CNI aponta pior janeiro da construção civil em nove anos

Nível de atividade recua ao menor patamar desde 2017 e emprego acumula três meses de queda

Foto: Bruno Concha/Secom/Prefeitura de Salvador

 

A indústria da construção iniciou 2026 com o desempenho mais fraco para o mês de janeiro desde 2017, segundo sondagem divulgada nesta quinta-feira (26) pela Confederação Nacional da Indústria (CNI). O nível de atividade do setor caiu para 43,1 pontos em janeiro, abaixo dos 44,7 registrados em dezembro, retornando ao patamar observado há nove anos.

Embora a desaceleração entre dezembro e janeiro seja considerada sazonal, a entidade avalia que, neste ano, o recuo foi mais intenso e disseminado. O número de empregados também apresentou retração pelo terceiro mês consecutivo, passando de 45,7 pontos para 45,3 pontos no período.
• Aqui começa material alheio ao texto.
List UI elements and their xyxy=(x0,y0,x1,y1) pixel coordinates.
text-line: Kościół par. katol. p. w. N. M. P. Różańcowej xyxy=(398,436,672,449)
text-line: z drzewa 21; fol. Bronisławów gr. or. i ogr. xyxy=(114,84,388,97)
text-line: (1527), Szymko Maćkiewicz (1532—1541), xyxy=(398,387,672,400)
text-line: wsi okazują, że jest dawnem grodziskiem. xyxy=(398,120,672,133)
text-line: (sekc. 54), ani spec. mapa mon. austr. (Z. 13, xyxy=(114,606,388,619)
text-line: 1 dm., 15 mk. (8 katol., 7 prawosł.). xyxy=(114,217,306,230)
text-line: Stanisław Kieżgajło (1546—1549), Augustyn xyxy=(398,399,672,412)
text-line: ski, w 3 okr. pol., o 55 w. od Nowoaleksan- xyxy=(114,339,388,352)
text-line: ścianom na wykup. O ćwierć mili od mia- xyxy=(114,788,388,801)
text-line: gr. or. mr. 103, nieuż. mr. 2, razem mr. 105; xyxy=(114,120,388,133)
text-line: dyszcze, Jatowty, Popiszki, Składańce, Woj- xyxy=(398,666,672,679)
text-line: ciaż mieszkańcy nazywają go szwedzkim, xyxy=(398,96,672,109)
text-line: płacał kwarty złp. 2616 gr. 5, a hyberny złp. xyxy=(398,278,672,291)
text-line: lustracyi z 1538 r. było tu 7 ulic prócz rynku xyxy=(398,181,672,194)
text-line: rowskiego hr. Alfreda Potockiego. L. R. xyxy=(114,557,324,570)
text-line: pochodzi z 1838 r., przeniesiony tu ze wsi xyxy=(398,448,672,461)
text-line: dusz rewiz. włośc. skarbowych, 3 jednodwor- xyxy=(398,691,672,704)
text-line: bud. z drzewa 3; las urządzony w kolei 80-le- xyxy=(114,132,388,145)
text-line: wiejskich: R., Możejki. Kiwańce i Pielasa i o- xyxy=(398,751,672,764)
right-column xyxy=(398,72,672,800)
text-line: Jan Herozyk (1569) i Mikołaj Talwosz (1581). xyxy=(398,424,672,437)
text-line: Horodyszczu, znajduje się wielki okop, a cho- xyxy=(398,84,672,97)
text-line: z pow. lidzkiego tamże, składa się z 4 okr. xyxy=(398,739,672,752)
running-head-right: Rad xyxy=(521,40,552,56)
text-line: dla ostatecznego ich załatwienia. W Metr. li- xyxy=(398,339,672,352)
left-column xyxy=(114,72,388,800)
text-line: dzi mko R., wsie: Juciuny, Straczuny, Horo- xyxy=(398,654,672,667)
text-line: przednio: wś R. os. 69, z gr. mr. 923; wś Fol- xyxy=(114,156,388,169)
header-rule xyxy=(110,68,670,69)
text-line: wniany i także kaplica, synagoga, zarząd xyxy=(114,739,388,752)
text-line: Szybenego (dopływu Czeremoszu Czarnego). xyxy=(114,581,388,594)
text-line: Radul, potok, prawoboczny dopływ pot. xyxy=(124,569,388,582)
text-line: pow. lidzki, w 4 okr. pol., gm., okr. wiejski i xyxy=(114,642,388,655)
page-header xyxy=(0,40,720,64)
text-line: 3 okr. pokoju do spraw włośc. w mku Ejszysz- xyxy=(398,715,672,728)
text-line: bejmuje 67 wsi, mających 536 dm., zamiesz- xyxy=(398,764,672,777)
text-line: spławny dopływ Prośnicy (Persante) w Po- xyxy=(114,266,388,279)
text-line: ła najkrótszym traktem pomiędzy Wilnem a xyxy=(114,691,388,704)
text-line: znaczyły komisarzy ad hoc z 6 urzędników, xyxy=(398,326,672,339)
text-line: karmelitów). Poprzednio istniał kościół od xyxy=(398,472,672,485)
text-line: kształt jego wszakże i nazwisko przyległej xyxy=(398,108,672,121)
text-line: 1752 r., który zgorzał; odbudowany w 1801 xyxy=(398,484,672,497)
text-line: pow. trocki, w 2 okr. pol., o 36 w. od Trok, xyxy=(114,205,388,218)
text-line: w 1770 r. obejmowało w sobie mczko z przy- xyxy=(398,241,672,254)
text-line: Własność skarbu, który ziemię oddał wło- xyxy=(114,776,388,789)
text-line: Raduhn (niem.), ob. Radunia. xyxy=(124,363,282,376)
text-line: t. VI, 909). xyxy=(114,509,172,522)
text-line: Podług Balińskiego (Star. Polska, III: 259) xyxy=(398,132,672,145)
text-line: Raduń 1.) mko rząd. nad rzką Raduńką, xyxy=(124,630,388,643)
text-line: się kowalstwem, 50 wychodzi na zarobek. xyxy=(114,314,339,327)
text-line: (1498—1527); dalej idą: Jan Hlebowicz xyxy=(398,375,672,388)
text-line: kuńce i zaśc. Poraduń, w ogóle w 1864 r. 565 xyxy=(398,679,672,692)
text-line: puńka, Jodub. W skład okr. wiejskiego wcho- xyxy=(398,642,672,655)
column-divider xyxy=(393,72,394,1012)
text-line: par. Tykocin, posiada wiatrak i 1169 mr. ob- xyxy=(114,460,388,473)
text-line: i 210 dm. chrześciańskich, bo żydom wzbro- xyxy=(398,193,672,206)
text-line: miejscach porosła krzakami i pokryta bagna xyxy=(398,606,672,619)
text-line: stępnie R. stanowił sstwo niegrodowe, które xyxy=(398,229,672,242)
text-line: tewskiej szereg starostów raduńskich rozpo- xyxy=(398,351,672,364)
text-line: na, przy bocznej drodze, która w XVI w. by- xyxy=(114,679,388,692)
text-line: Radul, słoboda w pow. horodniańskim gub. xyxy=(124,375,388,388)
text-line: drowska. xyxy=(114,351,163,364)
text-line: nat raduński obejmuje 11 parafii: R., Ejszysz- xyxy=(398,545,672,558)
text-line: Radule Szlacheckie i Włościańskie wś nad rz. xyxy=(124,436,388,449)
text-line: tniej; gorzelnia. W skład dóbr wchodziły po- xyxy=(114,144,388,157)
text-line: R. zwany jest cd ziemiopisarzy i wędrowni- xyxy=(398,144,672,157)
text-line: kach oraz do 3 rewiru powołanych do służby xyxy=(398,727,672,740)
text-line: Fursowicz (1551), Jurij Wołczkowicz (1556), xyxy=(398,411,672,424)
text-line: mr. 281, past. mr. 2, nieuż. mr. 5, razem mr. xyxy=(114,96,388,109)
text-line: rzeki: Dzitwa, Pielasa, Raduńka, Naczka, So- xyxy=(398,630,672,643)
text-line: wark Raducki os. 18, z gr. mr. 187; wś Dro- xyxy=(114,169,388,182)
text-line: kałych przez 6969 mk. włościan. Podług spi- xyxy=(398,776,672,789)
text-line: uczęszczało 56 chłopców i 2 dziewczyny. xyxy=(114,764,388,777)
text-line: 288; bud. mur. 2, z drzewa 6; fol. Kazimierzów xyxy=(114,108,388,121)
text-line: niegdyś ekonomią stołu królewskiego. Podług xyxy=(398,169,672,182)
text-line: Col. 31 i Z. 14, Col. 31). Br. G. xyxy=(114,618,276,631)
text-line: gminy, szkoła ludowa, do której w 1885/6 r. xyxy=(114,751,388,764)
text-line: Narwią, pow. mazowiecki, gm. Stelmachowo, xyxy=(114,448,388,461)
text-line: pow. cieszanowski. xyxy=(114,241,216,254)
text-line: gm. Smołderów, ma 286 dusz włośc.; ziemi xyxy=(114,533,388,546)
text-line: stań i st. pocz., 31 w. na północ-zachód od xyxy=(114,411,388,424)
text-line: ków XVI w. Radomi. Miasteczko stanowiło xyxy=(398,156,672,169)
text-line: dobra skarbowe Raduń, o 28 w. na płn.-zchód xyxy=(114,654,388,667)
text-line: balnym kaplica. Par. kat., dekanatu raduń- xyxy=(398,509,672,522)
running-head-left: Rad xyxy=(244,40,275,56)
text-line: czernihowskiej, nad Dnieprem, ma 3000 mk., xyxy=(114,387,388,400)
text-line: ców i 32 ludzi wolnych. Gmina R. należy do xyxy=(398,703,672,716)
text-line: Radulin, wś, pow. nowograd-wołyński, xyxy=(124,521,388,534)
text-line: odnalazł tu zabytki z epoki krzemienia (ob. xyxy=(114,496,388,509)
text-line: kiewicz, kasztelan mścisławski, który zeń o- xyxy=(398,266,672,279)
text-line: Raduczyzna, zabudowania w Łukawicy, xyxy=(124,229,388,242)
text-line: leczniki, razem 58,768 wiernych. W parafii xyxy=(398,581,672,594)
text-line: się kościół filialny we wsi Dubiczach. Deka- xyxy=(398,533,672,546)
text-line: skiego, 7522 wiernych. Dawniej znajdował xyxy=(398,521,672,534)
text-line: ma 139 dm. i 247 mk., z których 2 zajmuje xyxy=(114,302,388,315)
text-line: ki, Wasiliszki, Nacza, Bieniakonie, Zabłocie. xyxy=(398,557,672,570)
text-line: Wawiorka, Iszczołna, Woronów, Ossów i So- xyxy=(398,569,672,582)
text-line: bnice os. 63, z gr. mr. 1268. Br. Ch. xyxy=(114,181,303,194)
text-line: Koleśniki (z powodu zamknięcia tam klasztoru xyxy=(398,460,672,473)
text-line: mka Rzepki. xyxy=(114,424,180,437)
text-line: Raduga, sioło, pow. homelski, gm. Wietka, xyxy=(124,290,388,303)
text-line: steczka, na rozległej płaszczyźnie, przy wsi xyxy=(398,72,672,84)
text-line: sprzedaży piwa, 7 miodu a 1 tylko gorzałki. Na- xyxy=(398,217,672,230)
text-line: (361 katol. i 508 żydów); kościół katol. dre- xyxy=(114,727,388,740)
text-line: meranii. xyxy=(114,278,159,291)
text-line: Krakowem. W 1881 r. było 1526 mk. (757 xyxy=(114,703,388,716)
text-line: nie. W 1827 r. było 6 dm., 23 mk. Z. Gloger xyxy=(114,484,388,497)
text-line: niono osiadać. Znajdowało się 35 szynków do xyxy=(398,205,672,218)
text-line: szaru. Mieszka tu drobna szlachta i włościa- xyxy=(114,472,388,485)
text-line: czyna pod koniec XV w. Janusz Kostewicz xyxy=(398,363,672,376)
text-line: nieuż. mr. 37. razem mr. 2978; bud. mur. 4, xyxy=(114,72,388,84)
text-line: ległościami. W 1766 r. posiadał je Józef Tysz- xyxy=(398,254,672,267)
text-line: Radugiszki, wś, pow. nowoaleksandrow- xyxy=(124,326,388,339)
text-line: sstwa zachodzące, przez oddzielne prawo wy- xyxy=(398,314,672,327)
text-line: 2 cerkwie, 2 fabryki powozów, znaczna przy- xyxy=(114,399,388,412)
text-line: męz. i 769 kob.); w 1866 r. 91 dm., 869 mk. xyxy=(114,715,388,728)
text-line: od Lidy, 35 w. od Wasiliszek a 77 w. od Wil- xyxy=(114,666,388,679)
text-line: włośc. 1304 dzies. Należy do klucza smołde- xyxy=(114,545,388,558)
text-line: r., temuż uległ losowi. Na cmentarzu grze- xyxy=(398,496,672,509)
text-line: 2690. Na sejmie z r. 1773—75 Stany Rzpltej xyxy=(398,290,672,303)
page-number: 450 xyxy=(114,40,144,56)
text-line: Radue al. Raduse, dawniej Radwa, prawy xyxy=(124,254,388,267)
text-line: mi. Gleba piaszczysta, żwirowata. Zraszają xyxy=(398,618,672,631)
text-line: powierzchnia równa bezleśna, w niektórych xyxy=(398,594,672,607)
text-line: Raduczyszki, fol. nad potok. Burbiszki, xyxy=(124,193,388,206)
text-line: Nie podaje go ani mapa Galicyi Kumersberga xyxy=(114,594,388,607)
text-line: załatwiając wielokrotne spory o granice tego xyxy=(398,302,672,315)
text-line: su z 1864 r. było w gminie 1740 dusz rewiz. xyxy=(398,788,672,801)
Outro indicador relevante, a Utilização da Capacidade Operacional (UCO), atingiu o menor nível em quatro anos, sinalizando ociosidade maior nos canteiros e menor ritmo de execução de obras.

De acordo com Marcelo Azevedo, gerente de Análise Econômica da CNI, o cenário é influenciado pelo ambiente de juros elevados, que encarece o crédito e dificulta tanto o acesso das empresas a financiamento quanto a tomada de novos empréstimos para investimentos. O custo maior do dinheiro também afeta a demanda, impactando diretamente o desempenho da construção civil.